La part de responsabilité des berbéristes dans cette prise d’otage de la citoyenneté est le fait de considérer une revendication nationale, à savoir la dimension amazighe de l’identité nationale, comme une revendication propre à leur mouvance et d’en faire une revendication totalitaire et exclusive. Alors que la revendication de la dimension amazighe de l’identité nationale par la société algérienne est étroitement liée aux différentes autres dimensions de cette même identité nationale, tels que le processus d’acculturation indéfini de la culture et les métissages du peuplement de l’Algérie depuis des millénaires. Le danger vers lequel tendrait en toute logique une telle posture des berbéristes est la revendication d’un nationalisme ethnique dont la conséquence immédiate serait le séparatisme. Comme l’a été l’islamisme durant les années ayant précédé la décennie noire, qui a fini par revendiquer un Etat théocratique, en négation de toute autre possibilité de croyance ou de non croyance religieuse.
Ces deux idéologies – berbériste et islamiste – ont ceci de commun : elles se revendiquent réciproquement de la pureté identitaire et religieuse. Tout ce qui leur est étranger est considéré comme impur. L’impur est exogène et doit être exclu, c’est le propre de toute idéologie totalitaire.
Idir ne dit pas autre chose, lorsqu’il déclare dans sa dernière sortie médiatique à Algeriepatriotique que «tamazight, pour moi, est quelque chose d’inaliénable et je continuerai toujours de la défendre envers et contre tous». L’inaliénabilité d’une langue, dans ce cas, ne signifie pas autre chose que de la figer pour l’éternité et de la préserver de toute impureté exogène. C’est renier des milliers d’années d’acculturation par conservatisme et dénier à la langue tamazight son enrichissement indéfini par contact avec les autres langues qu’elle a pu croiser au cours de l’histoire, pour déboucher sur la formation de la langue populaire nationale qu’est la derja (arabe dialectal). C’est dénier aussi aux autres le génie d’avoir su apprivoiser avec enthousiasme cette langue à partir de leur propre langue maternelle, l’arabe, le turc, l’hébreux, le maltais, l’espagnol, les langues subsahariennes et autres langues méditerranéennes ayant enrichi avec bonheur tamazight depuis des millénaires. A savoir que dans Cirta, capitale de la Numidie de Massinissa, on parlait déjà toutes les langues méditerranéennes.
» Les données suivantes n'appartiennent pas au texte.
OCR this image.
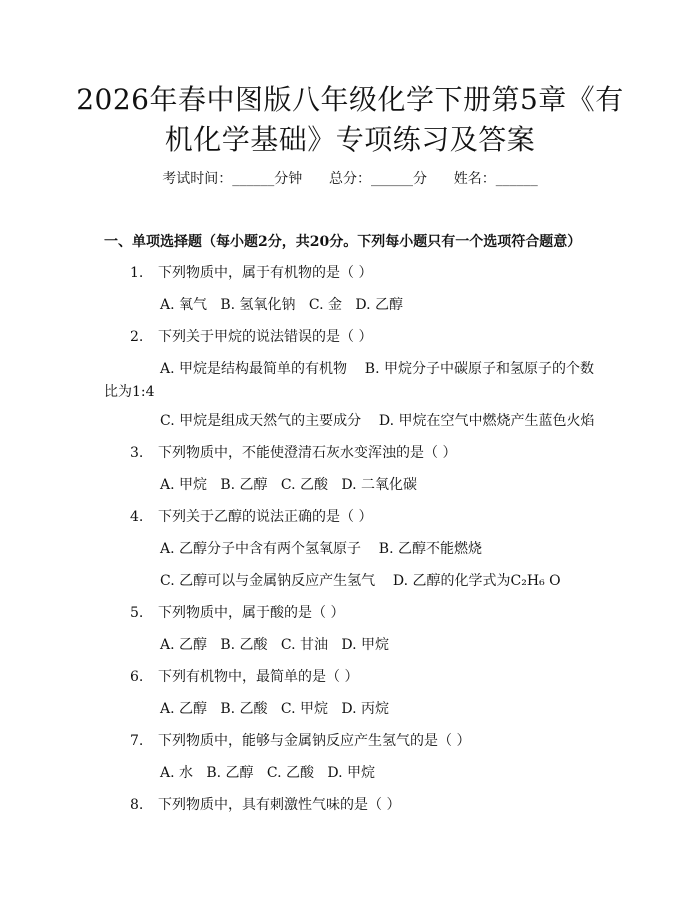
2026年春中图版八年级化学下册第5章《有
机化学基础》专项练习及答案
考试时间：______分钟      总分：______分      姓名：______
一、单项选择题（每小题2分，共20分。下列每小题只有一个选项符合题意）
1. 下列物质中，属于有机物的是（ ）
A. 氧气   B. 氢氧化钠   C. 金   D. 乙醇
2. 下列关于甲烷的说法错误的是（ ）
A. 甲烷是结构最简单的有机物    B. 甲烷分子中碳原子和氢原子的个数
比为1:4
C. 甲烷是组成天然气的主要成分    D. 甲烷在空气中燃烧产生蓝色火焰
3. 下列物质中，不能使澄清石灰水变浑浊的是（ ）
A. 甲烷   B. 乙醇   C. 乙酸   D. 二氧化碳
4. 下列关于乙醇的说法正确的是（ ）
A. 乙醇分子中含有两个氢氧原子    B. 乙醇不能燃烧
C. 乙醇可以与金属钠反应产生氢气    D. 乙醇的化学式为C₂H₆ O
5. 下列物质中，属于酸的是（ ）
A. 乙醇   B. 乙酸   C. 甘油   D. 甲烷
6. 下列有机物中，最简单的是（ ）
A. 乙醇   B. 乙酸   C. 甲烷   D. 丙烷
7. 下列物质中，能够与金属钠反应产生氢气的是（ ）
A. 水   B. 乙醇   C. 乙酸   D. 甲烷
8. 下列物质中，具有刺激性气味的是（ ）
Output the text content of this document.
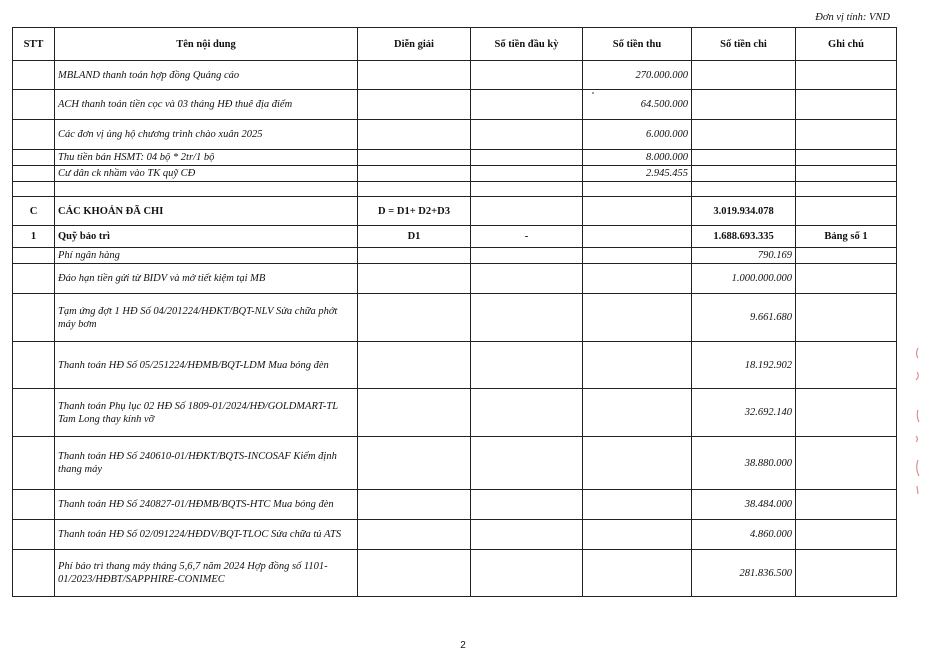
Đơn vị tính: VND
STT	Tên nội dung	Diễn giải	Số tiền đầu kỳ	Số tiền thu	Số tiền chi	Ghi chú
	MBLAND thanh toán hợp đồng Quảng cáo			270.000.000		
	ACH thanh toán tiền cọc và 03 tháng HĐ thuê địa điểm			64.500.000		
	Các đơn vị ủng hộ chương trình chào xuân 2025			6.000.000		
	Thu tiền bán HSMT: 04 bộ * 2tr/1 bộ			8.000.000		
	Cư dân ck nhầm vào TK quỹ CĐ			2.945.455		

C	CÁC KHOẢN ĐÃ CHI	D = D1+ D2+D3			3.019.934.078	
1	Quỹ bảo trì	D1	-		1.688.693.335	Bảng số 1
	Phí ngân hàng				790.169	
	Đáo hạn tiền gửi từ BIDV và mở tiết kiệm tại MB				1.000.000.000	
	Tạm ứng đợt 1 HĐ Số 04/201224/HĐKT/BQT-NLV Sửa chữa phớt máy bơm				9.661.680	
	Thanh toán HĐ Số 05/251224/HĐMB/BQT-LDM Mua bóng đèn				18.192.902	
	Thanh toán Phụ lục 02 HĐ Số 1809-01/2024/HĐ/GOLDMART-TL Tam Long thay kính vỡ				32.692.140	
	Thanh toán HĐ Số 240610-01/HĐKT/BQTS-INCOSAF Kiểm định thang máy				38.880.000	
	Thanh toán HĐ Số 240827-01/HĐMB/BQTS-HTC Mua bóng đèn				38.484.000	
	Thanh toán HĐ Số 02/091224/HĐDV/BQT-TLOC Sửa chữa tủ ATS				4.860.000	
	Phí bảo trì thang máy tháng 5,6,7 năm 2024 Hợp đồng số 1101-01/2023/HĐBT/SAPPHIRE-CONIMEC				281.836.500	
2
On ne voit pas comment Idir pourrait «continuer toujours à défendre tamazight envers et contre tous» et l’imposer, épurée de toute influence extérieure, à la population algérienne qui est fortement métissée et s’exprimant avec la langue syncrétique qu’est la derja, d’Est en Ouest et du Nord au Sud. Consciemment ou non, Idir commet un discours séparatiste sans l’avouer.
Par ailleurs, il se positionne comme apolitique – «je ne fais pas de politique, c’est moi que ça concerne» –, mais il n’hésite pas à conditionner son retour d’exil volontaire à une revendication politique commune, celle de l’identité citoyenne amazighe, à ses propres revendications. De plus, il n’hésite pas à s’afficher aux côtés des séparatistes avec leur drapeau sur les épaules et brandi par ses bras, publiquement.
Idir aura du mal à convaincre de son positionnement apolitique, entre son discours et ses actes, comme il ne pourra pas se défendre de son séparatisme entre sa conception de l’algérianité et les thèses séparatistes qu’il défend. Il est tout simplement un séparatiste non avoué et un politique qui se renie.
Y. B.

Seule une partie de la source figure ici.